「持ち込み可の学期末テストを受けるだけで良い」のは楽勝なのか?

2008-11-03 - 大学に関する話題日記」さん経由で知ったニュース…というか記事です。

大学単位取得事情「詩を提出」「出席1/3」でOKの例も(アメーバニュース)

 某国立大学の学生によると、彼の大学で通常の単位は「出席点+テスト」や「レポート」でもらえるが、時にあまりに簡単過ぎる評価方法もある。

 それは「持ち込み可の学期末テストを受けるだけで良い」「学期末に詩を書いて提出するだけで良い(出席は取らない)」「(全15回の講義のうち)出席を5回するだけで良い」など。
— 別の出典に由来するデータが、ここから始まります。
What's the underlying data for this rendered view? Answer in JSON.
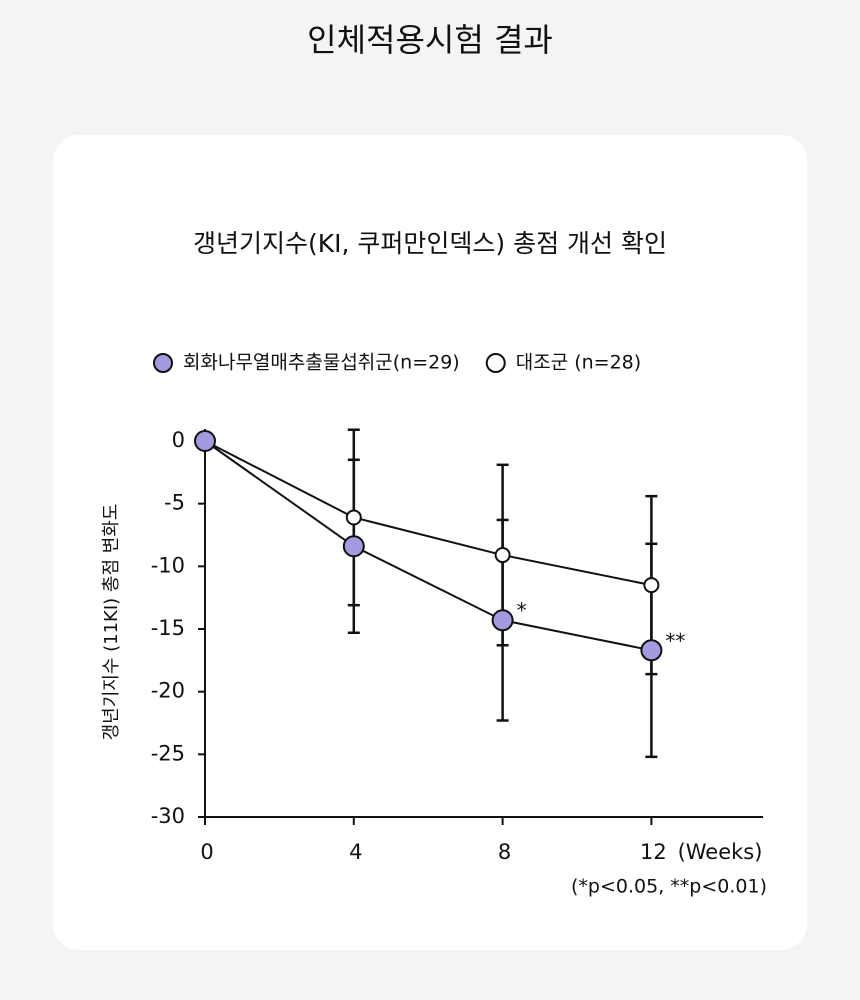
{
  "heading": "인체적용시험 결과",
  "chart_data": {
    "type": "line",
    "title": "갱년기지수(KI, 쿠퍼만인덱스) 총점 개선 확인",
    "x": [
      0,
      4,
      8,
      12
    ],
    "x_label": "(Weeks)",
    "y_label": "갱년기지수 (11KI) 총점 변화도",
    "note": "(*p<0.05, **p<0.01)",
    "series": [
      {
        "name": "회화나무열매추출물섭취군(n=29)",
        "color": "#a39be0",
        "values": [
          0,
          -8.4,
          -14.3,
          -16.7
        ],
        "errors": [
          0,
          6.9,
          8,
          8.5
        ]
      },
      {
        "name": "대조군 (n=28)",
        "color": "#ffffff",
        "values": [
          0,
          -6.1,
          -9.1,
          -11.5
        ],
        "errors": [
          0,
          7,
          7.2,
          7.1
        ]
      }
    ],
    "annotations": [
      {
        "text": "*",
        "x": 8
      },
      {
        "text": "**",
        "x": 12
      }
    ],
    "xlim": [
      0,
      15
    ],
    "xticks": [
      0,
      4,
      8,
      12
    ],
    "ylim": [
      -30,
      0
    ],
    "yticks": [
      0,
      -5,
      -10,
      -15,
      -20,
      -25,
      -30
    ],
    "legend": "top"
  }
}
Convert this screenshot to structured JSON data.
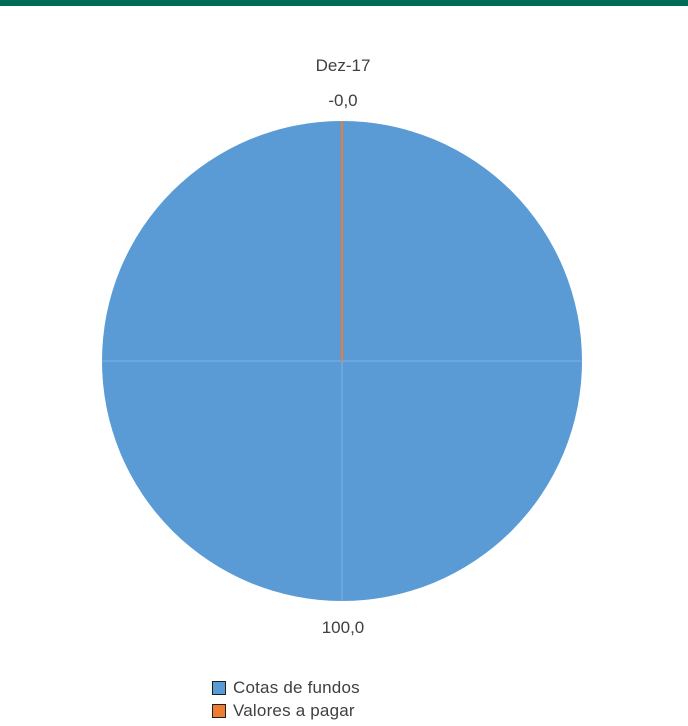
{
  "colors": {
    "top_bar": "#006b54"
  },
  "chart_data": {
    "type": "pie",
    "title": "Dez-17",
    "labels": [
      "Cotas de fundos",
      "Valores a pagar"
    ],
    "values": [
      100.0,
      -0.0
    ],
    "data_labels": [
      "100,0",
      "-0,0"
    ],
    "colors": [
      "#5b9bd5",
      "#ed7d31"
    ],
    "legend_position": "bottom"
  }
}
全く講義内容を身につけることなく単位が取れてしまう講義も存在するのだ。

http://news.ameba.jp/special/2008/11/19240.html

全文を読むとえらく尻すぼみなこの記事ですが,おいおいと思ったのが「あまりに簡単過ぎる評価方法」に「持ち込み可の学期末テストを受けるだけで良い」が含まれていること。学生で誤解している者も多いけど,「持ち込み可」が「持ち込み不可」より簡単というのは間違った考えです。

問題を作る側からすると,「持ち込み不可」にすると,まず用語を説明させる問題が出せる。用語説明なんて覚えてくればできるんだからアホでも解けます。また,あまり高度な問題を出すと60点を切る者が続出するので,あまり難しくできない。ぼくは「授業中にやったのと同じ問題は出さない」というポリシーがあり,試験には用語説明問題を除いて応用を出すのですが,同時に,ぼくには「試験の点数には下駄をはかせない」というポリシーがあるので,持ち込み不可の場合,応用問題といっても授業中に取り上げたものをほんのちょっといじった程度にしかできません。つまり難しい問題は出せないということです。

しかし,「持ち込み可」にすると,まず用語を問うような問題は出せない。当たり前です。写経じゃないんだから,持ち込んだノートやらコピーやらを写すだけで点をやることはできません。また,手元にノートやらノートのコピーがあるのだから,「授業中にやった問題をちょっとだけひねった程度」の問題は出せません。ですから,自然と「持ち込み可」の問題は難易度が高くなります。ですから,「持ち込み可」だと単位をとりやすいというのは大いなる勘違いなわけです。(ただし,持ち込み可だと大失敗をする危険性が減るのは事実です。)

また,上の記事では「出席点+テスト」と対比させて「持ち込み可の学期末テストを受けるだけで良いのは簡単すぎる」と言っているところから見ると,どうやら筆者は「出席を考慮しない」=「簡単」という考えを持っているようです。しかしこれも巨大な間違いです。まともな先生なら誰でもそうでしょうが,ぼくは試験の点数に極力下駄をはかせることはしません。ですから,60点を切ったら不可ということですが,ぼくの考えでは,「60点を切るということは授業の40%以上を理解していないということなのだから単位を与えるには値しない」のであり,これは至極当たり前のことだと思っています。実際は59点とか58点ぐらいなら大目に見て通しますが,それより低いと落としますね。

大人数講義ではこのような成績評価システムを取っているので,授業評価アンケートでは毎年「出席を取って欲しい」という要望が学生から出ます。そうです。「出席を取る」というのは,試験の点数が悪かったときの保険になるので,学生にとって有利なのです。だからこそ「出席点を考慮してほしい」という要望が出る訳です。

しかしぼくは大人数クラスで出席を取るつもりはさらさらありません。出席を取るのは時間の無駄だし,単位というのは一種の「資格」なわけですから,いくら授業に出ていても内容を理解できていないなら単位を出すわけにはいきません。逆に授業に出ていなくても,自習だけで試験が出来るのならば,内容が一応理解できているということなので,単位を出しても構わないと考えます。なるべく授業に出ている人に有利な試験問題を作るように心がけていますが,中には頭が良くて授業にでなくても試験に通ってしまう学生もいます。これはしょうがないというか,持って生まれた頭に感謝して奢らず人生を歩んで欲しいと思うだけです。

話がズレましたが,とりあえず「持ち込み可の学期末テストを受けるだけで良い」=「簡単」という馬鹿なことはありません。まともじゃない,テキトーな授業ならば「持ち込み可の学期末テストを受けるだけで良い」=「簡単」なのかもしれませんが,テキトーな授業というのはどんな評価法でもテキトーなものなので,持ち込み云々は関係ないでしょう。